Dr. Puthiery Va, the director of the Maine CDC, said the bills would threaten the health of students and put Maine at risk of an outbreak of a vaccine-preventable disease. Va pointed to Texas, where a second child recently died from measles, and which she said has one of the most lenient school immunization policies.

Dr. Puthiery Va, the director of the Maine CDC, speaks against the two bills that seek to reduce vaccine requirements in Maine schools. Brianna Soukup/Portland Press Herald
Other medical professionals, like pediatrician Dr. Joe Anderson from the Maine chapter of the American Academy of Pediatrics, said the Texas outbreak should be a warning to Maine.
“We don’t have to imagine what happens when these protections are weakened. We’re seeing it happen in real time. Texas is currently battling a massive measles outbreak with nearly 500 reported cases,” Anderson said, adding that Maine is one of only four states that has increased its measles vaccination rate since the pandemic, which he said can make a big difference if the highly contagious disease reaches the state.
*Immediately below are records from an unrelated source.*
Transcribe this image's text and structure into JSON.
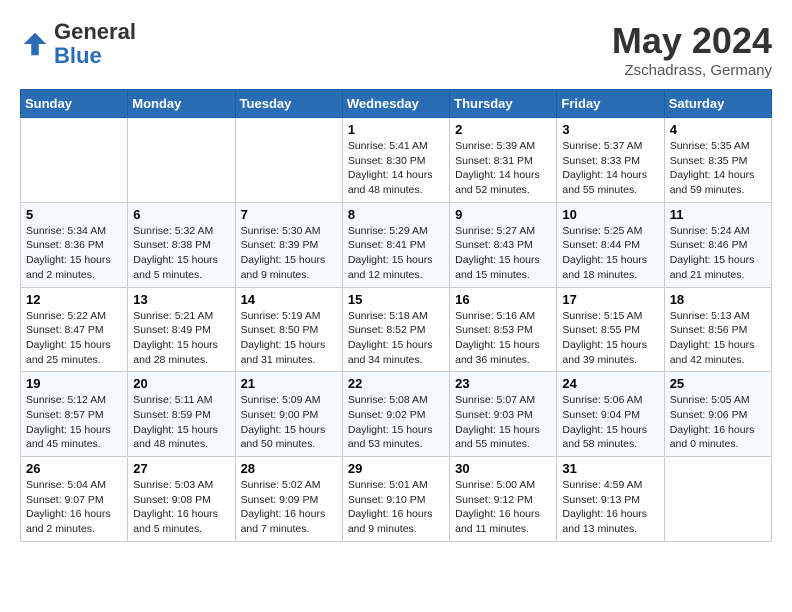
{
  "header": {
    "logo_text_general": "General",
    "logo_text_blue": "Blue",
    "month_year": "May 2024",
    "location": "Zschadrass, Germany"
  },
  "days_of_week": [
    "Sunday",
    "Monday",
    "Tuesday",
    "Wednesday",
    "Thursday",
    "Friday",
    "Saturday"
  ],
  "weeks": [
    [
      {
        "num": "",
        "info": ""
      },
      {
        "num": "",
        "info": ""
      },
      {
        "num": "",
        "info": ""
      },
      {
        "num": "1",
        "info": "Sunrise: 5:41 AM\nSunset: 8:30 PM\nDaylight: 14 hours and 48 minutes."
      },
      {
        "num": "2",
        "info": "Sunrise: 5:39 AM\nSunset: 8:31 PM\nDaylight: 14 hours and 52 minutes."
      },
      {
        "num": "3",
        "info": "Sunrise: 5:37 AM\nSunset: 8:33 PM\nDaylight: 14 hours and 55 minutes."
      },
      {
        "num": "4",
        "info": "Sunrise: 5:35 AM\nSunset: 8:35 PM\nDaylight: 14 hours and 59 minutes."
      }
    ],
    [
      {
        "num": "5",
        "info": "Sunrise: 5:34 AM\nSunset: 8:36 PM\nDaylight: 15 hours and 2 minutes."
      },
      {
        "num": "6",
        "info": "Sunrise: 5:32 AM\nSunset: 8:38 PM\nDaylight: 15 hours and 5 minutes."
      },
      {
        "num": "7",
        "info": "Sunrise: 5:30 AM\nSunset: 8:39 PM\nDaylight: 15 hours and 9 minutes."
      },
      {
        "num": "8",
        "info": "Sunrise: 5:29 AM\nSunset: 8:41 PM\nDaylight: 15 hours and 12 minutes."
      },
      {
        "num": "9",
        "info": "Sunrise: 5:27 AM\nSunset: 8:43 PM\nDaylight: 15 hours and 15 minutes."
      },
      {
        "num": "10",
        "info": "Sunrise: 5:25 AM\nSunset: 8:44 PM\nDaylight: 15 hours and 18 minutes."
      },
      {
        "num": "11",
        "info": "Sunrise: 5:24 AM\nSunset: 8:46 PM\nDaylight: 15 hours and 21 minutes."
      }
    ],
    [
      {
        "num": "12",
        "info": "Sunrise: 5:22 AM\nSunset: 8:47 PM\nDaylight: 15 hours and 25 minutes."
      },
      {
        "num": "13",
        "info": "Sunrise: 5:21 AM\nSunset: 8:49 PM\nDaylight: 15 hours and 28 minutes."
      },
      {
        "num": "14",
        "info": "Sunrise: 5:19 AM\nSunset: 8:50 PM\nDaylight: 15 hours and 31 minutes."
      },
      {
        "num": "15",
        "info": "Sunrise: 5:18 AM\nSunset: 8:52 PM\nDaylight: 15 hours and 34 minutes."
      },
      {
        "num": "16",
        "info": "Sunrise: 5:16 AM\nSunset: 8:53 PM\nDaylight: 15 hours and 36 minutes."
      },
      {
        "num": "17",
        "info": "Sunrise: 5:15 AM\nSunset: 8:55 PM\nDaylight: 15 hours and 39 minutes."
      },
      {
        "num": "18",
        "info": "Sunrise: 5:13 AM\nSunset: 8:56 PM\nDaylight: 15 hours and 42 minutes."
      }
    ],
    [
      {
        "num": "19",
        "info": "Sunrise: 5:12 AM\nSunset: 8:57 PM\nDaylight: 15 hours and 45 minutes."
      },
      {
        "num": "20",
        "info": "Sunrise: 5:11 AM\nSunset: 8:59 PM\nDaylight: 15 hours and 48 minutes."
      },
      {
        "num": "21",
        "info": "Sunrise: 5:09 AM\nSunset: 9:00 PM\nDaylight: 15 hours and 50 minutes."
      },
      {
        "num": "22",
        "info": "Sunrise: 5:08 AM\nSunset: 9:02 PM\nDaylight: 15 hours and 53 minutes."
      },
      {
        "num": "23",
        "info": "Sunrise: 5:07 AM\nSunset: 9:03 PM\nDaylight: 15 hours and 55 minutes."
      },
      {
        "num": "24",
        "info": "Sunrise: 5:06 AM\nSunset: 9:04 PM\nDaylight: 15 hours and 58 minutes."
      },
      {
        "num": "25",
        "info": "Sunrise: 5:05 AM\nSunset: 9:06 PM\nDaylight: 16 hours and 0 minutes."
      }
    ],
    [
      {
        "num": "26",
        "info": "Sunrise: 5:04 AM\nSunset: 9:07 PM\nDaylight: 16 hours and 2 minutes."
      },
      {
        "num": "27",
        "info": "Sunrise: 5:03 AM\nSunset: 9:08 PM\nDaylight: 16 hours and 5 minutes."
      },
      {
        "num": "28",
        "info": "Sunrise: 5:02 AM\nSunset: 9:09 PM\nDaylight: 16 hours and 7 minutes."
      },
      {
        "num": "29",
        "info": "Sunrise: 5:01 AM\nSunset: 9:10 PM\nDaylight: 16 hours and 9 minutes."
      },
      {
        "num": "30",
        "info": "Sunrise: 5:00 AM\nSunset: 9:12 PM\nDaylight: 16 hours and 11 minutes."
      },
      {
        "num": "31",
        "info": "Sunrise: 4:59 AM\nSunset: 9:13 PM\nDaylight: 16 hours and 13 minutes."
      },
      {
        "num": "",
        "info": ""
      }
    ]
  ]
}
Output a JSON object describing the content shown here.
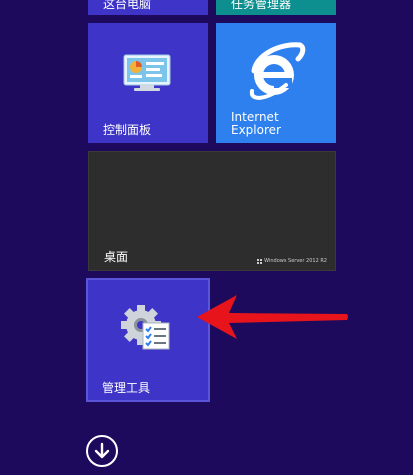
{
  "tiles": {
    "this_pc": {
      "label": "这台电脑"
    },
    "task_manager": {
      "label": "任务管理器"
    },
    "control_panel": {
      "label": "控制面板"
    },
    "internet_explorer": {
      "label": "Internet\nExplorer"
    },
    "desktop": {
      "label": "桌面",
      "brand": "Windows Server 2012 R2"
    },
    "admin_tools": {
      "label": "管理工具"
    }
  },
  "icons": {
    "control_panel": "control-panel-icon",
    "internet_explorer": "internet-explorer-icon",
    "admin_tools": "admin-tools-icon",
    "apps_down": "down-arrow-circle-icon",
    "pointer": "red-arrow-annotation"
  },
  "colors": {
    "background": "#1d0a5c",
    "tile_blue": "#3e34c8",
    "tile_teal": "#0d8f8f",
    "tile_ie": "#2e80ef",
    "tile_desktop": "#2d2d2d",
    "annotation_red": "#e8141b"
  }
}
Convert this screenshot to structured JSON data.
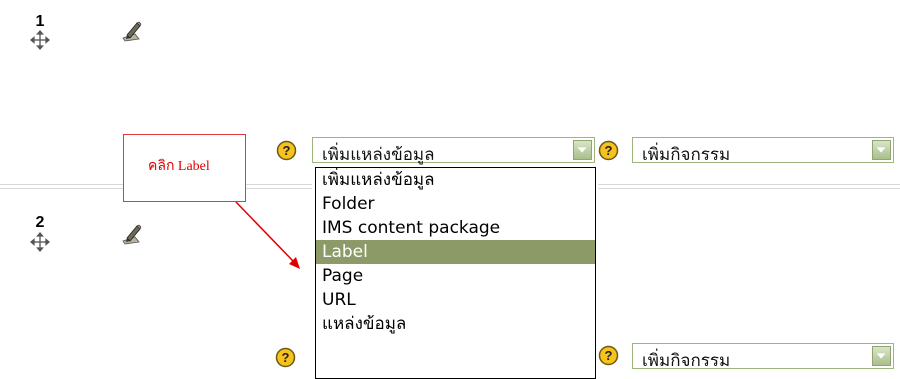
{
  "sections": [
    {
      "number": "1"
    },
    {
      "number": "2"
    }
  ],
  "resource_select": {
    "value": "เพิ่มแหล่งข้อมูล",
    "options": [
      "เพิ่มแหล่งข้อมูล",
      "Folder",
      "IMS content package",
      "Label",
      "Page",
      "URL",
      "แหล่งข้อมูล"
    ],
    "highlighted": "Label"
  },
  "activity_select": {
    "value": "เพิ่มกิจกรรม"
  },
  "annotation": {
    "text": "คลิก Label",
    "color": "#e10000"
  },
  "icons": {
    "move": "move-arrows-icon",
    "edit": "edit-pencil-icon",
    "help": "help-question-icon",
    "dropdown": "chevron-down-icon"
  }
}
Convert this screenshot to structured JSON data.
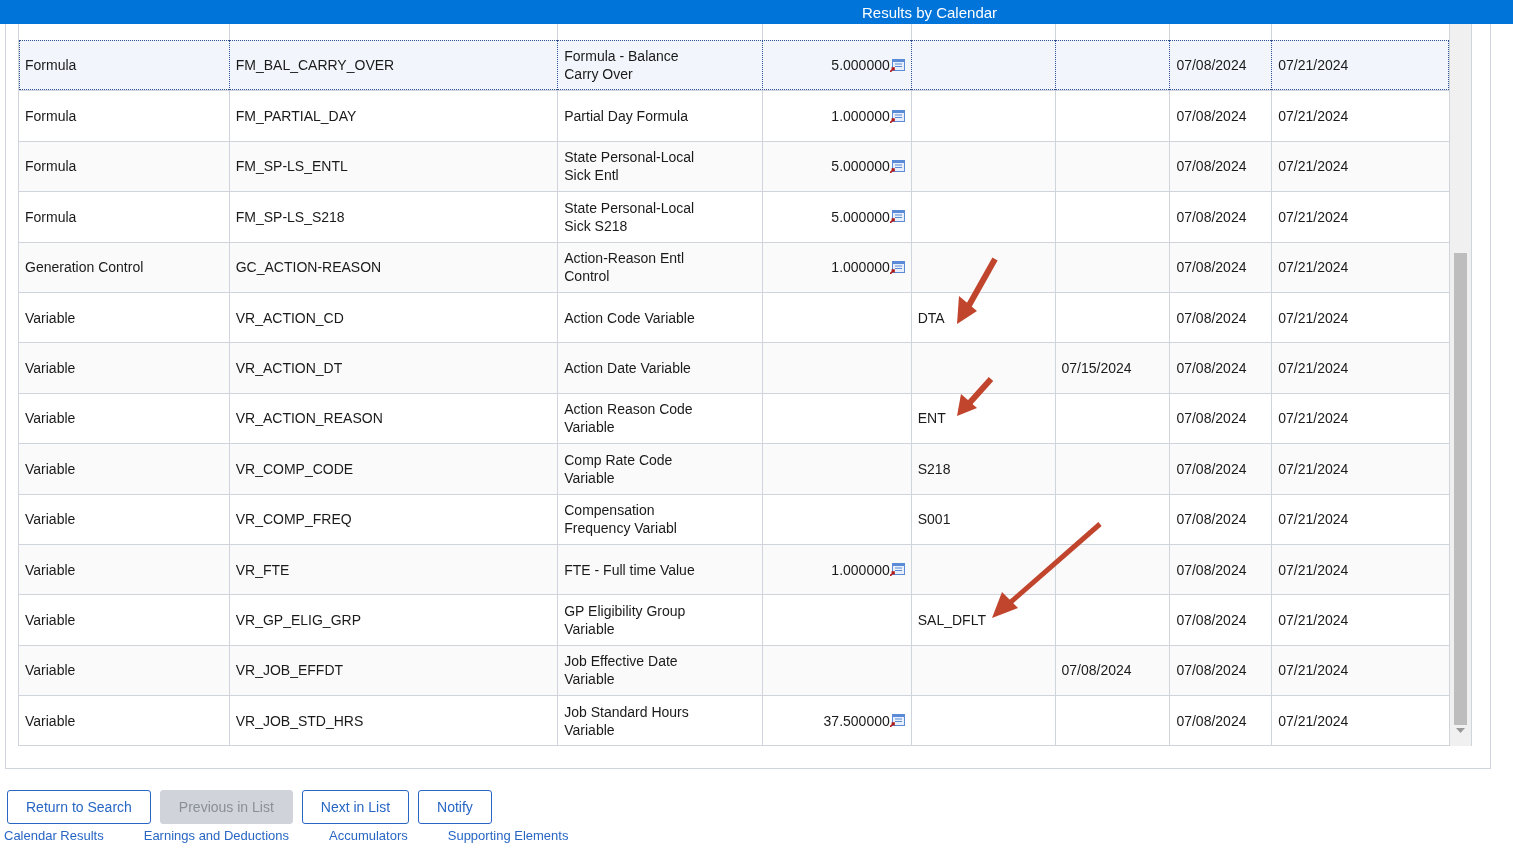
{
  "header": {
    "title": "Results by Calendar"
  },
  "rows": [
    {
      "selected": true,
      "cells": [
        "Formula",
        "FM_BAL_CARRY_OVER",
        "Formula - Balance Carry Over",
        "5.000000",
        "",
        "",
        "07/08/2024",
        "07/21/2024"
      ]
    },
    {
      "selected": false,
      "cells": [
        "Formula",
        "FM_PARTIAL_DAY",
        "Partial Day Formula",
        "1.000000",
        "",
        "",
        "07/08/2024",
        "07/21/2024"
      ]
    },
    {
      "selected": false,
      "cells": [
        "Formula",
        "FM_SP-LS_ENTL",
        "State Personal-Local Sick Entl",
        "5.000000",
        "",
        "",
        "07/08/2024",
        "07/21/2024"
      ]
    },
    {
      "selected": false,
      "cells": [
        "Formula",
        "FM_SP-LS_S218",
        "State Personal-Local Sick S218",
        "5.000000",
        "",
        "",
        "07/08/2024",
        "07/21/2024"
      ]
    },
    {
      "selected": false,
      "cells": [
        "Generation Control",
        "GC_ACTION-REASON",
        "Action-Reason Entl Control",
        "1.000000",
        "",
        "",
        "07/08/2024",
        "07/21/2024"
      ]
    },
    {
      "selected": false,
      "cells": [
        "Variable",
        "VR_ACTION_CD",
        "Action Code Variable",
        "",
        "DTA",
        "",
        "07/08/2024",
        "07/21/2024"
      ]
    },
    {
      "selected": false,
      "cells": [
        "Variable",
        "VR_ACTION_DT",
        "Action Date Variable",
        "",
        "",
        "07/15/2024",
        "07/08/2024",
        "07/21/2024"
      ]
    },
    {
      "selected": false,
      "cells": [
        "Variable",
        "VR_ACTION_REASON",
        "Action Reason Code Variable",
        "",
        "ENT",
        "",
        "07/08/2024",
        "07/21/2024"
      ]
    },
    {
      "selected": false,
      "cells": [
        "Variable",
        "VR_COMP_CODE",
        "Comp Rate Code Variable",
        "",
        "S218",
        "",
        "07/08/2024",
        "07/21/2024"
      ]
    },
    {
      "selected": false,
      "cells": [
        "Variable",
        "VR_COMP_FREQ",
        "Compensation Frequency Variabl",
        "",
        "S001",
        "",
        "07/08/2024",
        "07/21/2024"
      ]
    },
    {
      "selected": false,
      "cells": [
        "Variable",
        "VR_FTE",
        "FTE - Full time Value",
        "1.000000",
        "",
        "",
        "07/08/2024",
        "07/21/2024"
      ]
    },
    {
      "selected": false,
      "cells": [
        "Variable",
        "VR_GP_ELIG_GRP",
        "GP Eligibility Group Variable",
        "",
        "SAL_DFLT",
        "",
        "07/08/2024",
        "07/21/2024"
      ]
    },
    {
      "selected": false,
      "cells": [
        "Variable",
        "VR_JOB_EFFDT",
        "Job Effective Date Variable",
        "",
        "",
        "07/08/2024",
        "07/08/2024",
        "07/21/2024"
      ]
    },
    {
      "selected": false,
      "cells": [
        "Variable",
        "VR_JOB_STD_HRS",
        "Job Standard Hours Variable",
        "37.500000",
        "",
        "",
        "07/08/2024",
        "07/21/2024"
      ]
    }
  ],
  "buttons": [
    {
      "label": "Return to Search",
      "disabled": false
    },
    {
      "label": "Previous in List",
      "disabled": true
    },
    {
      "label": "Next in List",
      "disabled": false
    },
    {
      "label": "Notify",
      "disabled": false
    }
  ],
  "links": [
    "Calendar Results",
    "Earnings and Deductions",
    "Accumulators",
    "Supporting Elements"
  ]
}
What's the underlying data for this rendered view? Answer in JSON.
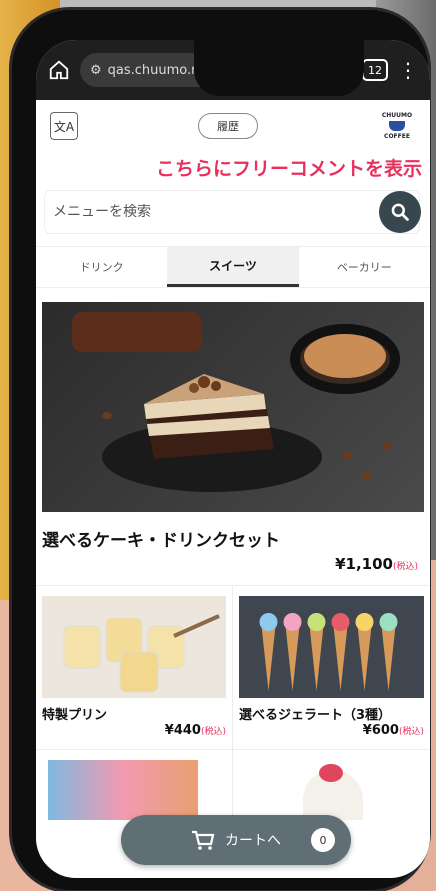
{
  "browser": {
    "url": "qas.chuumo.net/Mobile/",
    "tab_count": "12"
  },
  "header": {
    "history_label": "履歴",
    "logo_top": "CHUUMO",
    "logo_bottom": "COFFEE"
  },
  "marquee_text": "こちらにフリーコメントを表示",
  "search": {
    "placeholder": "メニューを検索"
  },
  "category_tabs": [
    "ドリンク",
    "スイーツ",
    "ベーカリー"
  ],
  "active_tab": "スイーツ",
  "featured": {
    "name": "選べるケーキ・ドリンクセット",
    "price": "¥1,100",
    "tax_label": "(税込)"
  },
  "products": [
    {
      "name": "特製プリン",
      "price": "¥440",
      "tax_label": "(税込)"
    },
    {
      "name": "選べるジェラート（3種）",
      "price": "¥600",
      "tax_label": "(税込)"
    }
  ],
  "cart": {
    "label": "カートへ",
    "count": "0"
  },
  "colors": {
    "accent_text": "#e8305c",
    "cart_button": "#5f6f75",
    "search_button": "#37474f"
  }
}
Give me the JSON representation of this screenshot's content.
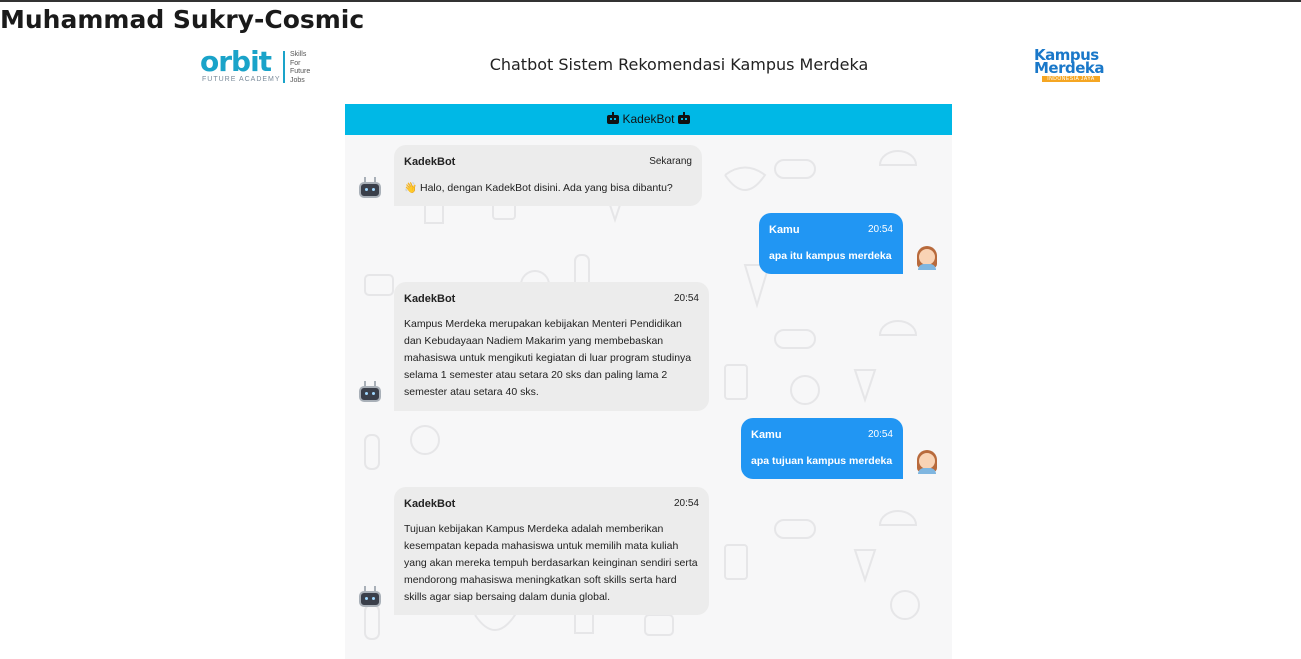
{
  "page": {
    "title": "Muhammad Sukry-Cosmic"
  },
  "header": {
    "orbit_logo": {
      "name": "orbit",
      "sub": "FUTURE ACADEMY",
      "tagline": [
        "Skills",
        "For",
        "Future",
        "Jobs"
      ]
    },
    "title": "Chatbot Sistem Rekomendasi Kampus Merdeka",
    "km_logo": {
      "line1": "Kampus",
      "line2": "Merdeka",
      "strip": "INDONESIA JAYA"
    }
  },
  "chat": {
    "header_label": "KadekBot",
    "header_icon": "robot-icon",
    "colors": {
      "header": "#00b8e6",
      "user_bubble": "#2196f3",
      "bot_bubble": "#ececec"
    },
    "messages": [
      {
        "sender": "KadekBot",
        "time": "Sekarang",
        "side": "left",
        "emoji": "👋",
        "text": "Halo, dengan KadekBot disini. Ada yang bisa dibantu?"
      },
      {
        "sender": "Kamu",
        "time": "20:54",
        "side": "right",
        "text": "apa itu kampus merdeka"
      },
      {
        "sender": "KadekBot",
        "time": "20:54",
        "side": "left",
        "text": "Kampus Merdeka merupakan kebijakan Menteri Pendidikan dan Kebudayaan Nadiem Makarim yang membebaskan mahasiswa untuk mengikuti kegiatan di luar program studinya selama 1 semester atau setara 20 sks dan paling lama 2 semester atau setara 40 sks."
      },
      {
        "sender": "Kamu",
        "time": "20:54",
        "side": "right",
        "text": "apa tujuan kampus merdeka"
      },
      {
        "sender": "KadekBot",
        "time": "20:54",
        "side": "left",
        "text": "Tujuan kebijakan Kampus Merdeka adalah memberikan kesempatan kepada mahasiswa untuk memilih mata kuliah yang akan mereka tempuh berdasarkan keinginan sendiri serta mendorong mahasiswa meningkatkan soft skills serta hard skills agar siap bersaing dalam dunia global."
      }
    ]
  }
}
The committee also heard from longtime school nurses like Rebecca Bell, from Casco Bay High School in Portland.
“Removing vaccine requirements is dangerous to children, educators, health care workers and families of those unvaccinated, especially the elderly and those who are immunocompromised,” Bell testified.
In their questions to speakers, some lawmakers implied that immigrants and refugees in Maine are not being held to the same vaccination standards, and also suggested that border crossings in Texas are responsible for the measles outbreak, something that public health officials there have said there is no evidence for.
Doctors and school nurses who testified pushed back on that position, saying immigrants and refugees are bound by the same vaccine requirements as all Mainers; anybody newly enrolling in a Maine school who doesn’t have the required vaccines, including both immigrants and students who move from a different state, has a 90-day grace period to get up-to-date on immunizations.
Note: This story was updated on April 8 to correct Rep. Barbara Bagshaw’s title in a photo caption.